Spontaneous pneumothorax occurring during pregnancy is an exceedingly rare condition, with fewer than 100 cases documented.1 Analysis of these rare instances affords several insights into therapeutic strategies for mitigating maternal–fetal risk.
We describe the case of a 32-year-old non-smoking patient, who at 13 weeks gestation (WG), presented to the emergency department with symptoms of pleuritic pain in the right hemithorax. Her medical history included a spontaneous right-sided pneumothorax managed conservatively the preceding year. Initial examination found her hemodynamically stable, SpO2 97%. Further examination revealed diminished vesicular breath sounds at the right apex. Chest radiography, conducted with abdominal shielding, confirmed a diagnosis of partial right pneumothorax (Fig. 1A).
(A) Chest X-ray showing the presence of a right apical pneumothorax (red arrow). (B) Intraoperative image: Dystrophic/bullous complex observed in the right apical lung parenchyma (red arrow) and the stapler used for its surgical resection. (C) Postoperative follow-up chest X-ray shows no evidence of complications.
The patient was admitted for ongoing clinical and radiological surveillance. Given that the degree of lung collapse was at the threshold for pleural drainage placement, the decision was made for conservative management. After a 72-h hospital stay, the patient was discharged following radiological control showing no progression. A follow-up chest X-ray was performed at 3 weeks to confirm resolution of the pneumothorax. A multidisciplinary team involving the departments of Gynecology and Obstetrics and Anesthesia subsequently scheduled an elective surgical procedure for the second trimester.
During the 21 WG, the patient underwent right uniportal video-assisted thoracoscopic surgery (VATS) following the standard technique with a port at the level of the 4th intercostal space. The procedure involved performing a bullectomy and mechanical pleurodesis involving resection of the dystrophic/bullous right apical lung parenchyma (Fig. 1B). Her postoperative course was uneventful, leading to a discharge from hospital after 72h (Fig. 1C).
At 35 WG, the patient was diagnosed with preterm premature rupture of membranes. Labor was induced using oxytocin with a successful dilation completed under epidural anesthesia. Delivery was uncomplicated, resulting in the birth of a healthy male infant. The postpartum period was without any signs of pneumothorax or other complications. A thoracic ultrasound evaluation was performed to rule out the presence of pneumothorax in the peripartum period, specifically after labor. At a 6-month follow-up, the patient remained asymptomatic with no signs of recurrent pneumothorax.
Spontaneous pneumothorax should be considered as a differential in all pregnant women presenting with chest pain and/or dyspnea. Chest radiography, when performed with abdominal protection, serves as a safe diagnostic tool. Management of spontaneous pneumothorax during pregnancy, labor, or postpartum generally follows the same principles as for non-pregnant individuals. A conservative approach can be employed in the context of small pneumothorax (<2cm) in the absence of dyspnea or fetal distress.
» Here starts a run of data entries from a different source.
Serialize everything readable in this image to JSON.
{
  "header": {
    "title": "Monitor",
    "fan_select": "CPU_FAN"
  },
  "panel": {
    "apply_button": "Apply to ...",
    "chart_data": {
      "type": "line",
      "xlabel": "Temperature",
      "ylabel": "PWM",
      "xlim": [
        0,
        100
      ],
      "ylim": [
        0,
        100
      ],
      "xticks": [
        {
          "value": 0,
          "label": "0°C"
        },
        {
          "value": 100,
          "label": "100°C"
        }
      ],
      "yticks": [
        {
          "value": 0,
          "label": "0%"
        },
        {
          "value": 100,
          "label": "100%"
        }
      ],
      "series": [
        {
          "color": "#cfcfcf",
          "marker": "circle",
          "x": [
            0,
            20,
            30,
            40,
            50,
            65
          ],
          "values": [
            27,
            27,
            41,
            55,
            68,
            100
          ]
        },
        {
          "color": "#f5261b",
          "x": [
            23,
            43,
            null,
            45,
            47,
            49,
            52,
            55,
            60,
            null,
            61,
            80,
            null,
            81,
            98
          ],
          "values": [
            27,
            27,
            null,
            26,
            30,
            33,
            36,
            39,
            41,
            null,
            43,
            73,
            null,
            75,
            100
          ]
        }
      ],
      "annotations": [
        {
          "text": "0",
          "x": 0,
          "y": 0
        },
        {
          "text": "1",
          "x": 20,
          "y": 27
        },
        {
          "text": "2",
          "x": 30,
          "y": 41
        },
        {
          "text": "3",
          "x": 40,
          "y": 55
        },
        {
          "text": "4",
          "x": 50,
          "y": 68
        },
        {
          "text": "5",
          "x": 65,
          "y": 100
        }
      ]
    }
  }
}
The second trimester is considered optimal for surgical intervention, with organogenesis having completed and the risk of preterm labor being comparatively lower than at later gestational stages. VATS is the preferred surgical approach, with mechanical pleurodesis recommended.2
In most cases, spontaneous vaginal delivery at or near term, facilitated by regional anesthesia, is the preferred technique as it reduces strain during the second stage of labor. Cesarean section should be reserved for cases with obstetric indications.3
In conclusion, women with a history of spontaneous pneumothorax planning a pregnancy and who have not had definitive surgical treatment should be counseled on the risk of recurrence. The therapeutic plan and role of surgical intervention should be determined through a multidisciplinary discussion. Each patient's treatment strategy should be optimally tailored to their individual case.
Conflict of interestsThe authors state that they have no conflict of interests.